Unknown199 BC - 99 BC

Kunsthistorisches Museum Wien

Kunsthistorisches Museum Wien
Vienna, Austria

The unusually broad face and the wealth of carefully-engraved depictions, symbols and inscriptions on the sarcophagus of the priest Pa-nehem-ese are characteristic features of Ptolemaic sarcophagi. The hard stone was carefully polished and the inscriptions engraved with care. The deceased is shown wearing a three-part wig; his forehead features a scarab flanked by goddesses. The scarab was regarded as the sacred animal of the sun-god and as a symbol of regeneration.
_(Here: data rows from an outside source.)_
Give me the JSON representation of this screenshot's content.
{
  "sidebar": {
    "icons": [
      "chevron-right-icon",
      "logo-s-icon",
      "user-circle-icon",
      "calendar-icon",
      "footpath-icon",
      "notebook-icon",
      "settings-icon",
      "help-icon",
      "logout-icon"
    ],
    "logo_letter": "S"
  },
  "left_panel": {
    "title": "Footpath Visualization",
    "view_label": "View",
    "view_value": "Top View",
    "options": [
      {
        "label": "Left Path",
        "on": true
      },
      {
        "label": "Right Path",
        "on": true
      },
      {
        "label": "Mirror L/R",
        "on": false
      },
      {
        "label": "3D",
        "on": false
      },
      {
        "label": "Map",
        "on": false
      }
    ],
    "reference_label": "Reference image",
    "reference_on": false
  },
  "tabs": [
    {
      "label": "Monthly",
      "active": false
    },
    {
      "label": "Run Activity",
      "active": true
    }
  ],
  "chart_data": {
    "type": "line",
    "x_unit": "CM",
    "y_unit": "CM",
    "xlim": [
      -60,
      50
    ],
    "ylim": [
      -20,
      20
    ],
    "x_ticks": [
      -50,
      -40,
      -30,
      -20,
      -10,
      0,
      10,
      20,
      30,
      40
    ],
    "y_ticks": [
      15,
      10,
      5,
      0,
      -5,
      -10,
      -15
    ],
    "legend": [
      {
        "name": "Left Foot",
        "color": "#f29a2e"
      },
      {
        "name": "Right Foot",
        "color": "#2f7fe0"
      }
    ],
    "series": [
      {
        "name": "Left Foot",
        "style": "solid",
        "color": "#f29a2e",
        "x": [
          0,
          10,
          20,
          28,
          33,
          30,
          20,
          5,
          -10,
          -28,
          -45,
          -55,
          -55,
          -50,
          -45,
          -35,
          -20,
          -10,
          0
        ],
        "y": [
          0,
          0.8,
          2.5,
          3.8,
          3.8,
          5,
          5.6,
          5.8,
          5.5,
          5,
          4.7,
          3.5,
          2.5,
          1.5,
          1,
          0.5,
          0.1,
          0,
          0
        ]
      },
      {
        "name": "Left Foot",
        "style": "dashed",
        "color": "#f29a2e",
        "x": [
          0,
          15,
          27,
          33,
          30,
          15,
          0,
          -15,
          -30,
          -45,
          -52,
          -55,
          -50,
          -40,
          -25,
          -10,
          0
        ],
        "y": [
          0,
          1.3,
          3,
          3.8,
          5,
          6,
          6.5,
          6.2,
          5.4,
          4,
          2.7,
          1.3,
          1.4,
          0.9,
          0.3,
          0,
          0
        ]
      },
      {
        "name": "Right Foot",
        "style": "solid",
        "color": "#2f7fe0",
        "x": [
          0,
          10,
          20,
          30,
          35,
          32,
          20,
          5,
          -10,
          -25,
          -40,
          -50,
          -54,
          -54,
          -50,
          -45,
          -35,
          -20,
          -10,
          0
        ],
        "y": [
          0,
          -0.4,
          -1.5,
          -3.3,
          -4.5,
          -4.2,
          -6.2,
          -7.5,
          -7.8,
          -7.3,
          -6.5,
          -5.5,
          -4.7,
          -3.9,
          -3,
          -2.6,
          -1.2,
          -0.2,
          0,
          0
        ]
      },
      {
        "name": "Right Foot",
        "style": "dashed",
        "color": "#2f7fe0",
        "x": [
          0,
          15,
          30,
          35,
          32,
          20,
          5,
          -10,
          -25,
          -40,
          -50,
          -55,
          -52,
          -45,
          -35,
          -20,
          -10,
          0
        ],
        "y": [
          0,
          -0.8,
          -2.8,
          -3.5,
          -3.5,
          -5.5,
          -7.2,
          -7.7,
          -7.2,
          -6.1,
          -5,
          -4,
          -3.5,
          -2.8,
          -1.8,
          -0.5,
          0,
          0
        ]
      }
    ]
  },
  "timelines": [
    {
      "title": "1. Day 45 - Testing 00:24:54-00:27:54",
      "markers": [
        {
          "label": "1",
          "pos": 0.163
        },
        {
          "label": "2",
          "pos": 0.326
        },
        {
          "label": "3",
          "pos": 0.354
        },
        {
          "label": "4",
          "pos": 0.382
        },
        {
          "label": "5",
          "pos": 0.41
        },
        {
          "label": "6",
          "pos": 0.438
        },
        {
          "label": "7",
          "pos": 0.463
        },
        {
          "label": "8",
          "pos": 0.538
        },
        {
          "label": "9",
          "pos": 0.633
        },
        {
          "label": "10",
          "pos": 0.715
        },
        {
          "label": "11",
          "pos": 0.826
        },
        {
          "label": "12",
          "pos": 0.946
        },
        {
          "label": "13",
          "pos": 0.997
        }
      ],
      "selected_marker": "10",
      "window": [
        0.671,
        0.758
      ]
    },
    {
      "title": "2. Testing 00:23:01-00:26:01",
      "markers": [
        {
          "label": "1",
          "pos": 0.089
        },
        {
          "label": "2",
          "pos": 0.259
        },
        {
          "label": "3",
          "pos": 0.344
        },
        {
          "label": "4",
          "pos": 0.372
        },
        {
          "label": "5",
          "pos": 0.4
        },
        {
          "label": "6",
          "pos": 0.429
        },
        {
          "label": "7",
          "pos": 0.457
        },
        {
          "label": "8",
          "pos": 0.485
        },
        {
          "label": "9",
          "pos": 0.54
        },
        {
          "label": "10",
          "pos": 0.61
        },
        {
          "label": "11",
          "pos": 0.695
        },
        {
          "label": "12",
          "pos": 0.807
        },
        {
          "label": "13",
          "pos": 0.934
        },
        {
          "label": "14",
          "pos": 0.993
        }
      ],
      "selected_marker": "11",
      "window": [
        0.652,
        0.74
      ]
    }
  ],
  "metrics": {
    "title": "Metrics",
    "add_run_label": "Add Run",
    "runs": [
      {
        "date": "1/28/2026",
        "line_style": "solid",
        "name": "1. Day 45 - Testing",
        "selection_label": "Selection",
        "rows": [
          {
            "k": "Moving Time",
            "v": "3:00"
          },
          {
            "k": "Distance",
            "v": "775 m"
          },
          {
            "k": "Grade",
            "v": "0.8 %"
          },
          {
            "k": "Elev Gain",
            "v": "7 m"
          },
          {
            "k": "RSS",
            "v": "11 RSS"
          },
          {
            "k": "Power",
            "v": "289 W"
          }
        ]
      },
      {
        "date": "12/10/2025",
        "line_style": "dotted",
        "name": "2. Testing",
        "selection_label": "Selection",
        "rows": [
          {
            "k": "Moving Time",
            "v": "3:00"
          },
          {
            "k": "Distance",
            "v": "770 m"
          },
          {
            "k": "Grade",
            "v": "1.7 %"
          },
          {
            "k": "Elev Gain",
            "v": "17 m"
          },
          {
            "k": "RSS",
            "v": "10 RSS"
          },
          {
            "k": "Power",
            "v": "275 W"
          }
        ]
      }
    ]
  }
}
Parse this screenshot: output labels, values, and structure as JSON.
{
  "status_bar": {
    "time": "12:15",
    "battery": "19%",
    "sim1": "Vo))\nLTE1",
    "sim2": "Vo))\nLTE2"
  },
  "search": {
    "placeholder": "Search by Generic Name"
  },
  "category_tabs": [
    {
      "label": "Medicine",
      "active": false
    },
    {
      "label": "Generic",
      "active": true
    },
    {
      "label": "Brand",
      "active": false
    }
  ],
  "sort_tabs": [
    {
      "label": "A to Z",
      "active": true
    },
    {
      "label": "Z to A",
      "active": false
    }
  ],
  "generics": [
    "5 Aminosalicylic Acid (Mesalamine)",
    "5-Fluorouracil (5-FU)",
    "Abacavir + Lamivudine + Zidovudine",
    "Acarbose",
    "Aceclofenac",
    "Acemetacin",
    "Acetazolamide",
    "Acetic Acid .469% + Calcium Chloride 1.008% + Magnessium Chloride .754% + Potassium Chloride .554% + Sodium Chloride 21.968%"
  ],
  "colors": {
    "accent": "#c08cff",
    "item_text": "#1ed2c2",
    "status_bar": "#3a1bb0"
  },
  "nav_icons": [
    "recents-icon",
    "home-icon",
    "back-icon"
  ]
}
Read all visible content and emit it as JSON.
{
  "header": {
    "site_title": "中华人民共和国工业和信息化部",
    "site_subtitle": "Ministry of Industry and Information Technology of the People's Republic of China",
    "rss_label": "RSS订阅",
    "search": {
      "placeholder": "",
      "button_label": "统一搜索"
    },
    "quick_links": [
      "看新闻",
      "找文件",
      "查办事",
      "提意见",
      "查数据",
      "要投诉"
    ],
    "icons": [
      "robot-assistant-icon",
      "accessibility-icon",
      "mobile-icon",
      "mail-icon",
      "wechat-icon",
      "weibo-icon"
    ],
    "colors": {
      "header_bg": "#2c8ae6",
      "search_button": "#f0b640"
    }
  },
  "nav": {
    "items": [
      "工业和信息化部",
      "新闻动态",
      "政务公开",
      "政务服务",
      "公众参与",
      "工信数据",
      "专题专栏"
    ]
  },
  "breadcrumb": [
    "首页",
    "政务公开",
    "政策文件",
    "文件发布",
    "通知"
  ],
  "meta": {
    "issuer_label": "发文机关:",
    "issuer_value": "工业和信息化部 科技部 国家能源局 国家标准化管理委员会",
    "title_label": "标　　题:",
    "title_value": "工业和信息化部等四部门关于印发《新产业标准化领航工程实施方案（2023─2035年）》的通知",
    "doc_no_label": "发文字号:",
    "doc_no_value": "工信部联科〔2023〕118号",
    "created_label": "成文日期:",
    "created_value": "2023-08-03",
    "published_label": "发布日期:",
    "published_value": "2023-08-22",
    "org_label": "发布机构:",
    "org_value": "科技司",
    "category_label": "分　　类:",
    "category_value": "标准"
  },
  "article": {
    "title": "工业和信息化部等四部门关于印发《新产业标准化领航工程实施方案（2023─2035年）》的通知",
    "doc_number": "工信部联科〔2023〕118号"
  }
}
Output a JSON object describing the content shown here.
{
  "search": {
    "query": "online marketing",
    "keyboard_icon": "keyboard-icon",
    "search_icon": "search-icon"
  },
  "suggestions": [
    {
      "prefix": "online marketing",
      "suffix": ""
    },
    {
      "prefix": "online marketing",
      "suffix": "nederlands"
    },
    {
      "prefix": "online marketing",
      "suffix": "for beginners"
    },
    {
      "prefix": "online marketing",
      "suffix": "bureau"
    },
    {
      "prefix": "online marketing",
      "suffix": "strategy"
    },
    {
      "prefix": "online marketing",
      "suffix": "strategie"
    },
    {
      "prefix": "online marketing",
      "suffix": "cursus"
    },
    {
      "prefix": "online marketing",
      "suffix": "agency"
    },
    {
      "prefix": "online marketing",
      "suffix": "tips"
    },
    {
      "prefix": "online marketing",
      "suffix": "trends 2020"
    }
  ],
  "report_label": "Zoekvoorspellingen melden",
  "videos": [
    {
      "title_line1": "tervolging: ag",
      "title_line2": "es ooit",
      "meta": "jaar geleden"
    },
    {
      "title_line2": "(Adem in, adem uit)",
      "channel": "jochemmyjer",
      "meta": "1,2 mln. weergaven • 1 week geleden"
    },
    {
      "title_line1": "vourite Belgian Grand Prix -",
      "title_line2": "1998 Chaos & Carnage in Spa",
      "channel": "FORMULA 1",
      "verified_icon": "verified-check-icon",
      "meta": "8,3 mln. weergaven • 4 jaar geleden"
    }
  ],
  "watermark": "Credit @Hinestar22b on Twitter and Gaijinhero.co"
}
Note the narrow collar engraved below his broad chin; it sits above a pectoral featuring a winged scarab flanked by the goddesses Isis and Nephtys. Below them squat two figures of Osiris flanking a cartouche with the Osiris-name Wen-nefer.Almost every inch of the surface of this mummy-shaped sarcophagus is covered with depictions and inscriptions. Figures of deities connected with the afterlife, the worship of the sun, the Ba, and the mummy on its bier dominate. The inscriptions record an ideal biography and countless funerary texts. Most of them deal with the sun’s night-time journey though the underworld. This is the leitmotif of all Ancient Egyptian “netherworld-texts”: in the course of the night the sun-god and his retinue travel through the underworld on a barque to be rejuvenated. During his journey he must avoid dangerous areas of the underworld before he is able to re-enter the world, renewed and refreshed.Text: © Regina Hölzl, Meisterwerke der Ägyptisch-Orientalischen Sammlung, Wien 2007.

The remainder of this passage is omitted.